- Born: January 21, 1914 Albany, New York
- Died: 1995 (aged 80–81)
- Education: Pratt Institute,
- Known for: painting, watercolor
- Allegiance: United States
- Branch: United States Army
- Service years: 1941–1945
- Rank: Corporal
- Unit: 6th Port Headquarters, Transportation Corps
- Conflicts: World War II: European theatre of World War II
- Awards: European-African-Middle Eastern Campaign Medal Meritorious Service Medal

= Howard D. Becker =

American painter and watercolorist (1914–1995)

Howard Daniel Becker (1914 in Albany, New York, United States – 1995 in Pennsylvania, US) was an American painter and watercolorist. He served in World War II in 6th Port Headquarters as documentary artist, assigned by Col. R. Hunter Clarkson, painting and sketching the history of the occupation and reconstruction of the Port of Marseille. His watercolor painting "Assembly Plant", Cazes, Morocco, 1946, appears in "Soldiers Serving the Nation," a book of the works of artists in the field during World War II, drawn from The US Army Art Collection edited by General Gordon R. Sullivan, U.S. Army Chief of Staff. Several of Becker's pieces were retained by the Historical Properties Section in Washington, D.C..

== Early life and education ==
Howard D. Becker was born in Albany, New York in 1914.  He graduated from the Pratt Institute of Art in Brooklyn, New York in 1935.

== World War II ==
Becker was drafted April 26, 1941. He reported to Camp Blanding, Florida with the 57th Quartermaster Regiment.  While at Camp Blanding, Beckers watercolor "Convoy In Dixie" was exhibited as part of a soldiers' art show in the Society of Four Arts library, and purchased by Frederick Gunster, president of the Four Arts, and his wife.

In April 1943, Becker left for North Africa with the 6th Port Headquarters, with the rank of corporal, technician 5th grade.

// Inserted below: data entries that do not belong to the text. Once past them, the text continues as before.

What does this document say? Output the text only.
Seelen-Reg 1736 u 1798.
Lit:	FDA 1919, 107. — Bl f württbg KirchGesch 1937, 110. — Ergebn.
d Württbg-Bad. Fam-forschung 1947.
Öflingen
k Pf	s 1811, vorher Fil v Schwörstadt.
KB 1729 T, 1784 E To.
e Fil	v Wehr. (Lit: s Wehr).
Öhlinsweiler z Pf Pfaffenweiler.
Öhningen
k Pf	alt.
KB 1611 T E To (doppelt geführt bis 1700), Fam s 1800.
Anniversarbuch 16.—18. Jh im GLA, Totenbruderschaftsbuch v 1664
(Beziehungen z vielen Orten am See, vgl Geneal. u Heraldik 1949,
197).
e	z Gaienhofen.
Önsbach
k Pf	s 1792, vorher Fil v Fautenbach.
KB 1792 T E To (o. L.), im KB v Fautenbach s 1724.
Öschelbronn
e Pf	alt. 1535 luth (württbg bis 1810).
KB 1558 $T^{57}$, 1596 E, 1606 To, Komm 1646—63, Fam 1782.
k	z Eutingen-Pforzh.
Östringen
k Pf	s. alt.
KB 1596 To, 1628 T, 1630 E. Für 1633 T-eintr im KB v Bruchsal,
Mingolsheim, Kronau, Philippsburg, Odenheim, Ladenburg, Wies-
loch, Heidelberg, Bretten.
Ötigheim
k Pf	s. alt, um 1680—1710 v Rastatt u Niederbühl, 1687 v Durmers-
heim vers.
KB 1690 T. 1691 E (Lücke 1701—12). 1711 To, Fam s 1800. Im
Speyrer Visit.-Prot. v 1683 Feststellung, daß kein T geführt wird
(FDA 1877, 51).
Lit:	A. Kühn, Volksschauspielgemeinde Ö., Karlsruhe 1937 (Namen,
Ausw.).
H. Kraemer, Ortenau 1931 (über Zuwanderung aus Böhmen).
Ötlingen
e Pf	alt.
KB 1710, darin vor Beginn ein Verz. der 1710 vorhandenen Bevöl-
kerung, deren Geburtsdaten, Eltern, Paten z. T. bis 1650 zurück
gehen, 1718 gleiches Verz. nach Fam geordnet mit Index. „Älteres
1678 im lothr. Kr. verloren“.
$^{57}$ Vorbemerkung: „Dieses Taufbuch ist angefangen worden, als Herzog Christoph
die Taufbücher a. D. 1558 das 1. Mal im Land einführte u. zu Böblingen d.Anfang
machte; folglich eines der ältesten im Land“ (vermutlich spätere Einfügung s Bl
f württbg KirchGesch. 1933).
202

Commander R. Hunter Clarkson assigned Becker to the unit as an artist, commissioning him to paint port activities and scenes of Army life.  May 3, 1944, he arrived in Naples, Italy followed by the south of France on September 4, where he continued painting the restoration of the port of Marseille and Army scenes.  In May 1945, he visited an American camp where he created an exhibition of German art from selected artists from the German prisoners.

Exhibitions of Becker's work included an exhibition at Oran, Cpl Becker's watercolors on Oran and its environs, the property of the U.S. Army, were displayed for the civilian population of Oran as a gesture of goodwill.

Becker was discharged October 7, 1945, at Fort Dix, New Jersey.

== Career ==
Returning from the war, Becker lived at the Taos art colony and travelled through the Southwest where he painted and held art exhibitions. Becker set up residence in Honesdale, Pennsylvania, where he painted historical scenes, old farms, covered bridges, and country churches. Becker's work has been shown in exhibitions, including The Wayne County Historical Society.

== Recognition ==
The 6th Port was Awarded the Meritorious Service Plaque for Superior Performance in Control and Execution of its Port Missions, 1945.

Alliance of UDH rewarded Becker posthumously in 1997 his outstanding contributions to the preservation and appreciation of the Heritage of the Upper Delaware Valley.

Honesdale Historical Society Museum opened with a retrospective exhibition of 40 selected works.

Three of Becker's oil paintings were exhibited at the prestigious, totally dedicated to "Architecture in the State Landscape" exhibition, and presented by Governor and Mrs. Edward G. Rendell in their Governor's Residence, Harrisburg, Pennsylvania.

== Exhibitions ==
The World War II Art of Howard D. Becker, Torrey Building, Pennsylvania, 1995

The Artistic Vision of Howard D. Becker, Wayne County Historical Society, Honesdale

== Personal life ==
Becker was married to Elsa Garratt Becker, an artist who illustrated for Highlights for Children Magazine.  They had one son, Peter.